Le choix du texte de la dernière scène de Faust II peut surprendre ! Pour nombre d'entre nous, Faust est le vieux médecin concupiscent vendant son âme au diable (Méphistophélès) pour retrouver jeunesse et vigueur afin de conquérir la douce et juvénile Marguerite. Oui Sonia, je me répète, un quasi copier-coller d'un paragraphe plus avant. Mais avoues que Mahler met à rude épreuve notre compréhension…
On a le souvenir de la damnation de Faust de Berlioz, la cavalcade finale, Méphistophélès jouissif proclamant "JE SUIS VAINQUEUR", tandis que Faust chute aux enfers et que Marguerite monte au ciel accompagnée par des anges… THE END ! Berlioz a adapté le Faust I de 1808…
Dans Faust II de 1832, Goethe médite sur le thème de l'éternité et de la rédemption et sauve l'âme de Faust à l'instigation de Marguerite.

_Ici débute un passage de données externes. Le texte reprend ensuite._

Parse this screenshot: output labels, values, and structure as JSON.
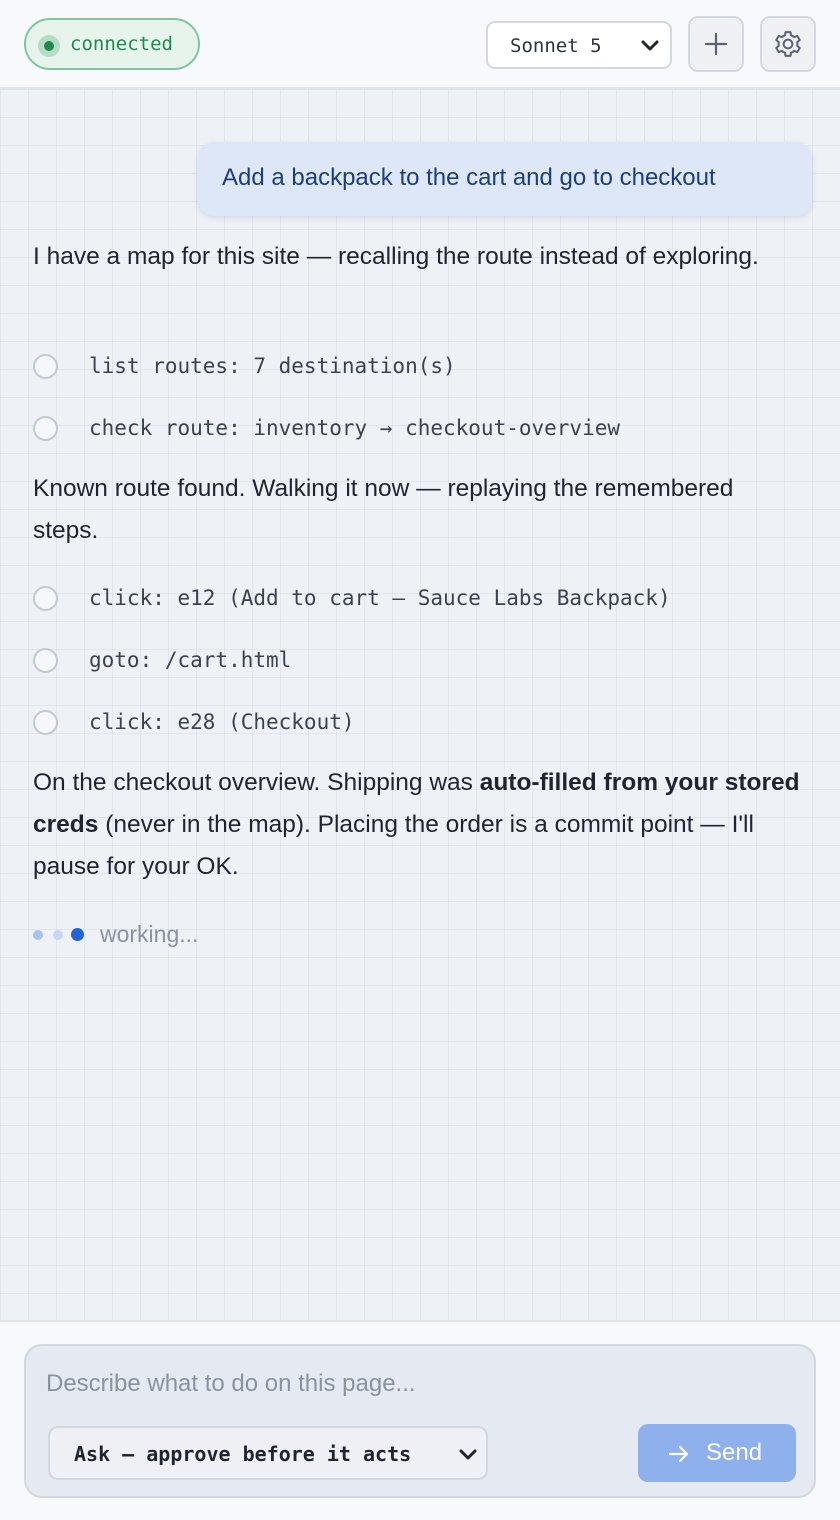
{
  "header": {
    "status": "connected",
    "model": "Sonnet 5",
    "new_chat_icon": "plus-icon",
    "settings_icon": "gear-icon"
  },
  "chat": {
    "user_message": "Add a backpack to the cart and go to checkout",
    "para1": "I have a map for this site — recalling the route instead of exploring.",
    "steps_group1": [
      "list routes: 7 destination(s)",
      "check route: inventory → checkout-overview"
    ],
    "para2": "Known route found. Walking it now — replaying the remembered steps.",
    "steps_group2": [
      "click: e12 (Add to cart — Sauce Labs Backpack)",
      "goto: /cart.html",
      "click: e28 (Checkout)"
    ],
    "para3": {
      "before": "On the checkout overview. Shipping was ",
      "bold": "auto-filled from your stored creds",
      "after": " (never in the map). Placing the order is a commit point — I'll pause for your OK."
    },
    "working": "working..."
  },
  "composer": {
    "placeholder": "Describe what to do on this page...",
    "mode": "Ask — approve before it acts",
    "send_label": "Send"
  },
  "colors": {
    "accent": "#2563d9",
    "connected": "#1f8a4c",
    "user_bubble": "#dde7f8",
    "send_button": "#8eb0ec"
  }
}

Dans une scène très symbolique, divers personnages interviennent pour plaider la cause : des ermites, des saintes, Marguerite… Goethe spécule sur l'idée fondamentale que l'amour de Faust pour Marguerite par sa sincérité rachète toute les autres fautes…
Les derniers vers résument ce concept : "L'indescriptible est ici réalisé ; L'éternel féminin nous entraîne vers les cieux." Cool 😊. Par ailleurs, dans le Veni Creator, que lisons-nous en [2] et [3] : "Emplis de la grâce d'En-Haut les cœurs que tu as créés" et plus loin : "Allume en nous ta lumière, emplis d'amour nos cœurs." ? Certes l'hymne privilégie la vénération de la Sainte-Trinité, mais aussi, par extension, on y discerne une intention de nous épauler à renforcer cet amour à l'être cher et à l'humanité. C'est sans doute dans ces clés littéraires autour de l'amour ineffable que Mahler a trouvé la justification du rapprochement entre les deux textes, l'un spirituel et l'autre théâtral, peu importe la langue… Il existe des milliers de pages sur le sujet…

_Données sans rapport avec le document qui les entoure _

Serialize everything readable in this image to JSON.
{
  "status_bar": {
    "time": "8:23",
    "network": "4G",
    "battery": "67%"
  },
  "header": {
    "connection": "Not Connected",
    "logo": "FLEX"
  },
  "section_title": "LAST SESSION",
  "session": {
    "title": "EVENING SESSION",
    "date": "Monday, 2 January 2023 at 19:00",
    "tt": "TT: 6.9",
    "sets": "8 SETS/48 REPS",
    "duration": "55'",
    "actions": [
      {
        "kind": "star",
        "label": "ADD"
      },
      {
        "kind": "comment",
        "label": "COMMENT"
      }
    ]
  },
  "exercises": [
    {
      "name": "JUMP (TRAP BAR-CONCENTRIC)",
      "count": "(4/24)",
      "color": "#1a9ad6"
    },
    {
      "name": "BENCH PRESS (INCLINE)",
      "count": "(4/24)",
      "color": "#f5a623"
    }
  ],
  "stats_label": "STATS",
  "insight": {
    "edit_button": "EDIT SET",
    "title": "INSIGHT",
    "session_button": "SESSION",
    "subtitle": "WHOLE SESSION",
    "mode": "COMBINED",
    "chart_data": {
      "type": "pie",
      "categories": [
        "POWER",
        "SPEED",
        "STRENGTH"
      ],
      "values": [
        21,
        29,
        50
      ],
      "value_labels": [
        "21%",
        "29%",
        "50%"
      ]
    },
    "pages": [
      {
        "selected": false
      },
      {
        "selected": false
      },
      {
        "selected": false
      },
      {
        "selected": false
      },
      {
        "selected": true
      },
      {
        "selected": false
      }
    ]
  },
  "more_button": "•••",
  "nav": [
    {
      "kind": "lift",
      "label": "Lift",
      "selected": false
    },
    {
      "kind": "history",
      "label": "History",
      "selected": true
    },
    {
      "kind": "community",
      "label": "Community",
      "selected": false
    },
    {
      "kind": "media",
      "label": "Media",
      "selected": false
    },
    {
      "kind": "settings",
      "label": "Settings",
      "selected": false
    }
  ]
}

- Dans deux heures je ramasse les copies des lecteurs…
- Très drôle Sonia… J'espère que les spécialistes ne m'en voudront pas trop de mes approximations…
Mahler n'était pas le premier à mettre en musique cette conclusion bienheureuse. Franz Liszt achevait sa Faust Symphonie par un Andante mystico chanté par un ténor et un chœur d'hommes, passage se terminant par un puissant accord d'orgue, toute les symboliques de la rédemption sont réunies. (Clic)
Dans la première partie, les solistes n'ont pas de rôles définis, leurs tessitures soulignent les expressivités les plus adaptées aux intentions de prière.
Dans la seconde, ils deviennent les personnages du drame. Ils ne dialoguent pas, nous ne sommes pas à l'opéra. On entendra des solos ou des ensembles y compris en complicité avec le.s chœur.s. Les enfants chantent la voix des anges. Je reprend ici la liste du casting :
Heather Harper (soprano I – Magna Peccatris) Lucia Popp (soprano II – Una poenitentium - pénitente) Arleen Auger (soprano III - Mater Gloriosa) Yvonne Minton (alto – Mulier Samritana) Helen Watts (contralto – Maria Aegyptiaca) |
René Kollo (ténor – Docteur Marianus) John Shirley-Quirk (baryton – Pater Ectaticus) Martti Talvela (bass – Pater Profundus). |
La couleur vert pomme dans le commentaire indique le premier verset de
chaque strophe traduit en français… Le texte bilingue allemand-français
intégral traduit par Guy Lafaille est à lire pour les passionnés dans ce
Site
Nota : la numérotation poursuit celle des plages du disque Solti.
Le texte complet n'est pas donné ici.